Les Forces de sécurité intérieure (FSI) et leur directeur général, le général Achraf Rifi font l’objet d’une cabale, qualifiée “d’inadmissible” dont on ne s’explique pas la raison ni le mobile.
Le chef du gouvernement a dit “qu’elle est déplacée contre une institution aussi efficace et hautement qualifiée”.
Des hommes politiques soutiennent que “le général Rifi est au-dessus de tout soupçon” (Marwan Hamadé dixit), partant du fait que les sessions de formation de ses forces ont permis de démanteler des réseaux d’espionnage au Liban, ayant dégagé certains fils conducteurs qui ont été utiles à l’enquête internationale sur l’assassinat du président-martyr Rafic Hariri.
Un autre député, en l’occurrence, M. Okab Sacre, fait ressembler cette cabale à des “bombes fumigènes destinées à faire du chantage sur les forces du 14 mars”.
De son côté, M. Hassan Mneimné, ministre de l’Education nationale, soutient que la campagne en question a pour objet “d’affaiblir le moral des FSI afin de réduire leur efficacité”. Aussi, déplore-t-il que “cette cabale ait été exploitée dans le sens de l’accusation et de la provocation”.
En fait, les FSI sont prises à partie par les milieux - on sait lesquels - qui lui en veulent d’avoir coopéré avec l’ambassade des Etats-Unis, sur le plan des renseignements portant sur des dossiers en rapport avec des affaires criminelles.

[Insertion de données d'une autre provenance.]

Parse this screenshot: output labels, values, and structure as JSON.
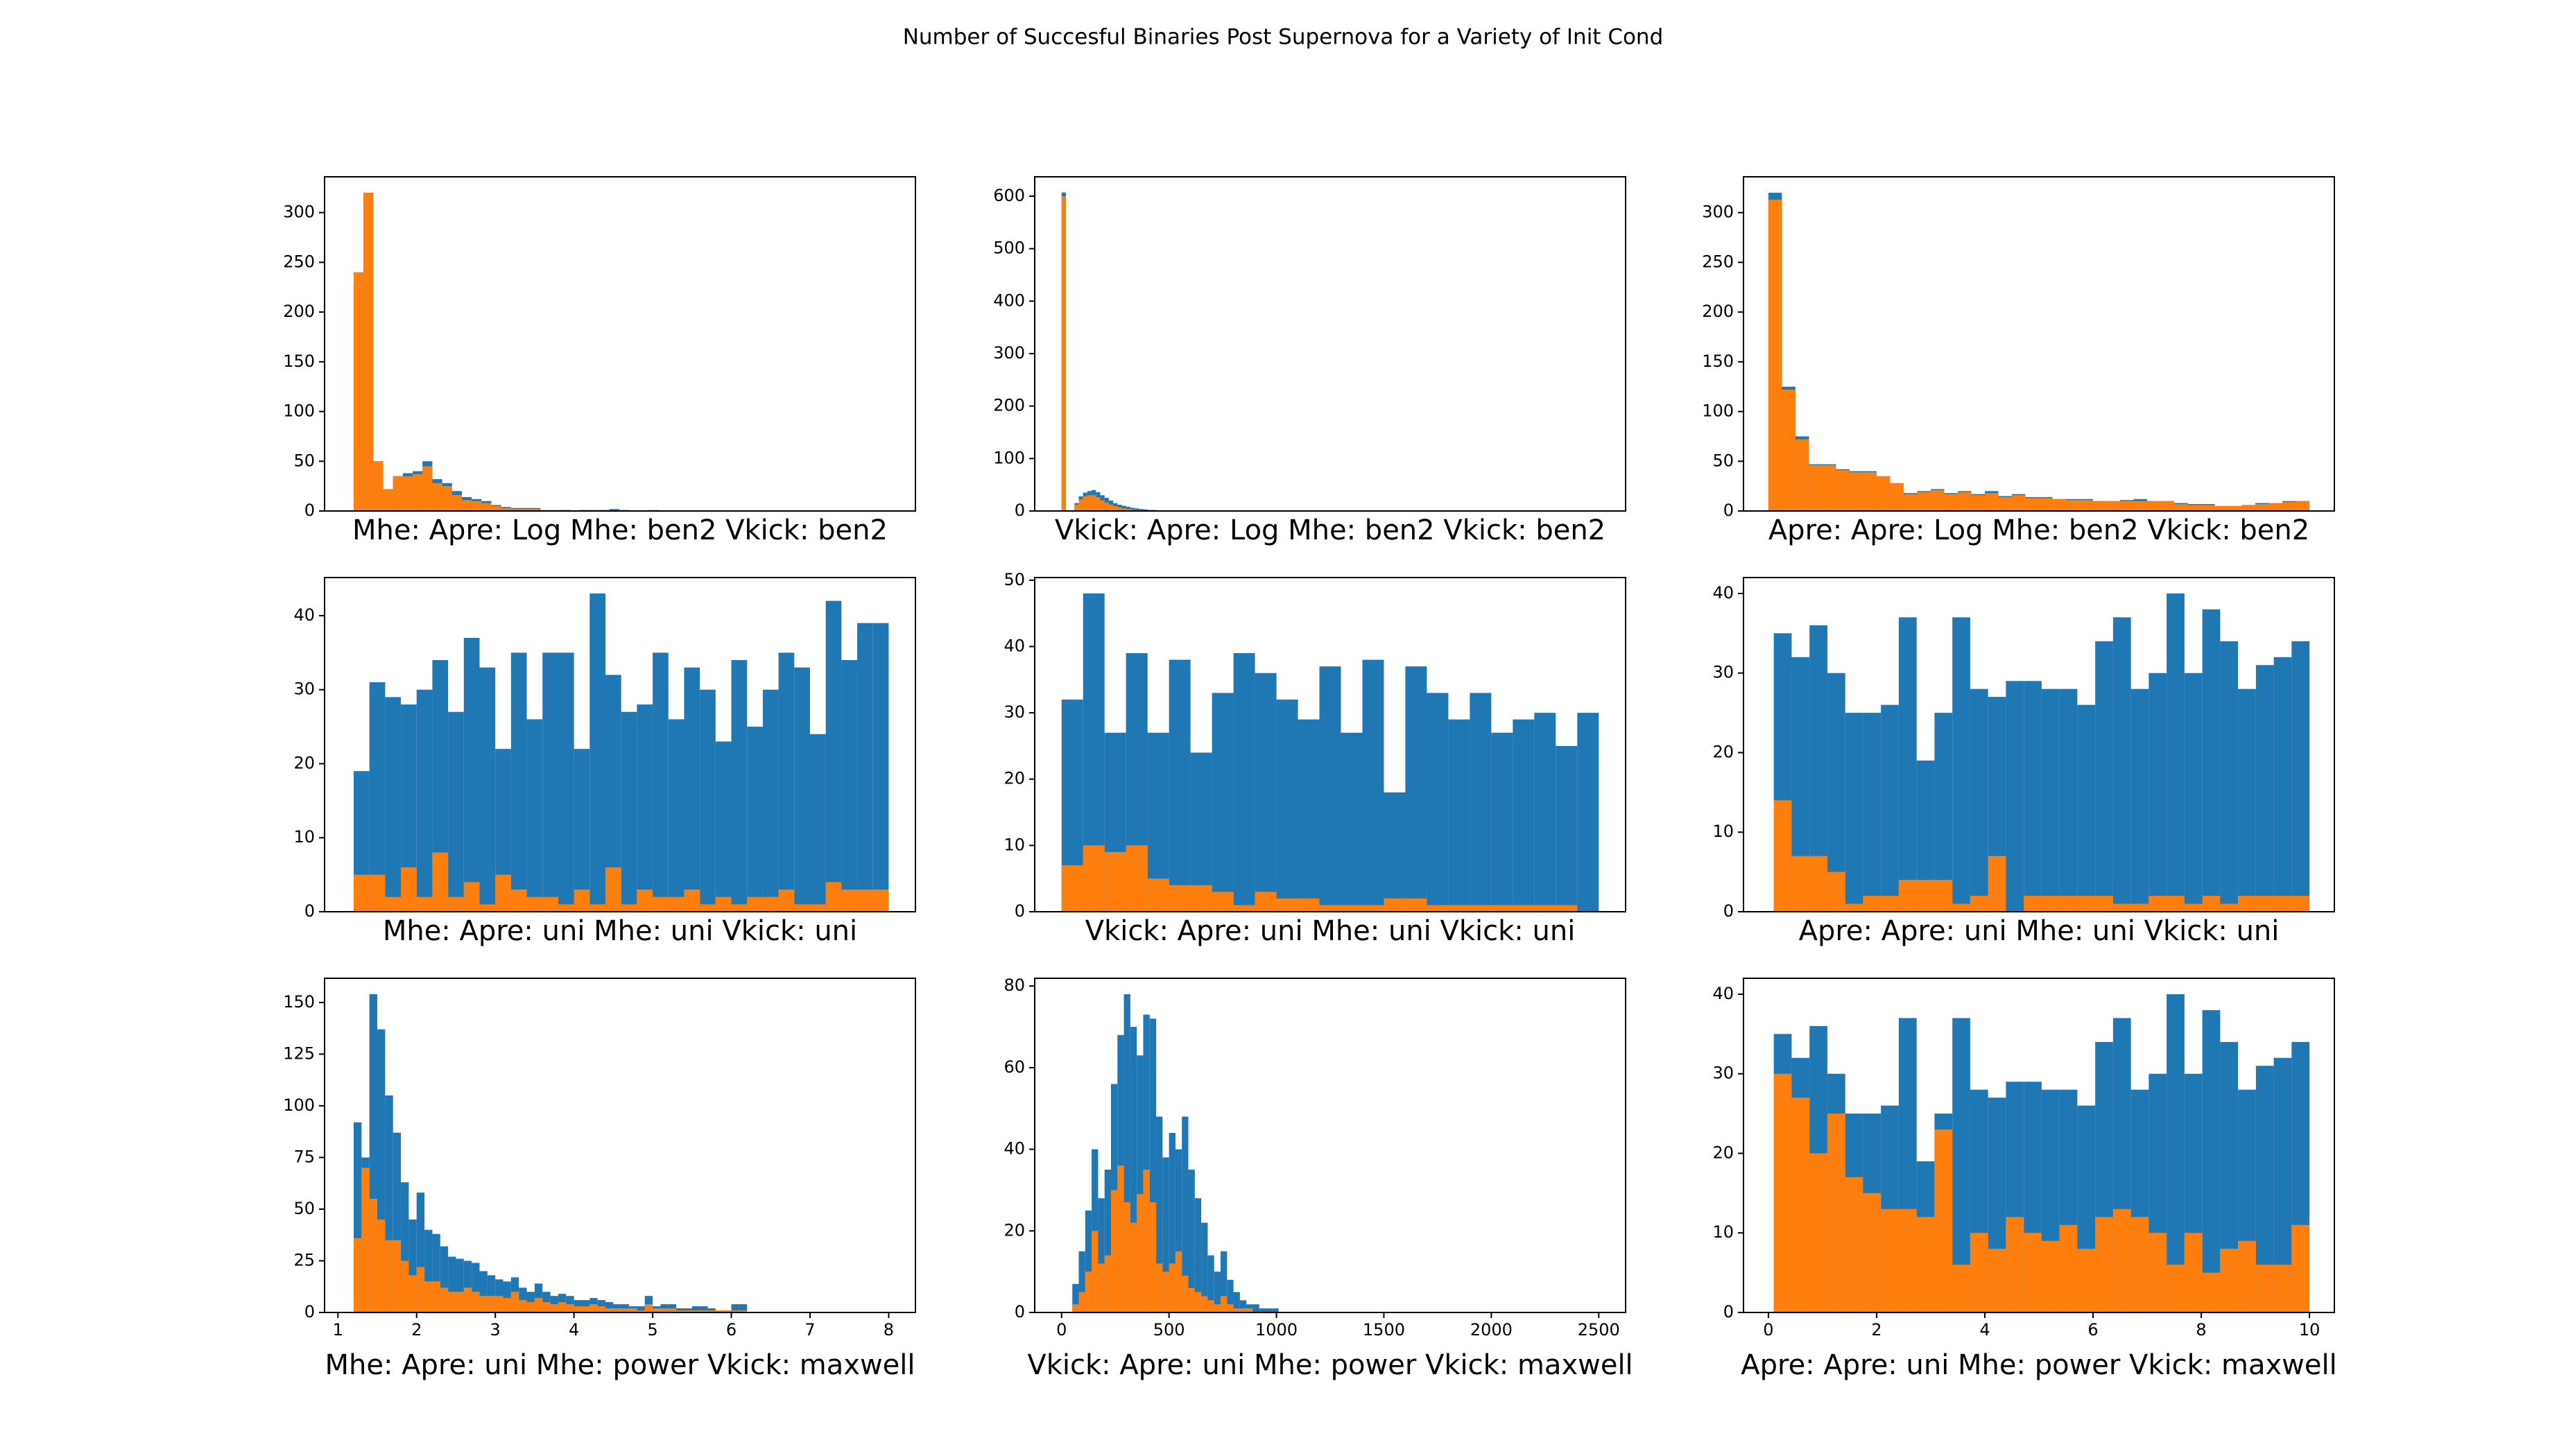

Le général Rifi a répliqué à ses détracteurs, disant avoir la conscience tranquille et utilisant un adage voulant signifier “qu’il est aussi solide que la montagne et que rien ne peut l’ébranler”.
“Un clou chasse l’autre”, dit le dicton. A présent, d’autres affaires ont éclipsé celle des FSI et on parle moins de ce “scandale” soulevé par des parties ayant pâti de leur action, laquelle a barré la voie aux infractions aux lois libanaises.
Une autre affaire non moins délicate a été montée en épingle: il s’agit d’une prétendue requête de l’ambassade des Etats Unis - toujours elle - réclamant des informations à propos des réseaux du cellulaire, en vue d’une meilleure surveillance par leurs services chargés de surveiller l’armée du crime au Liban et dans la région.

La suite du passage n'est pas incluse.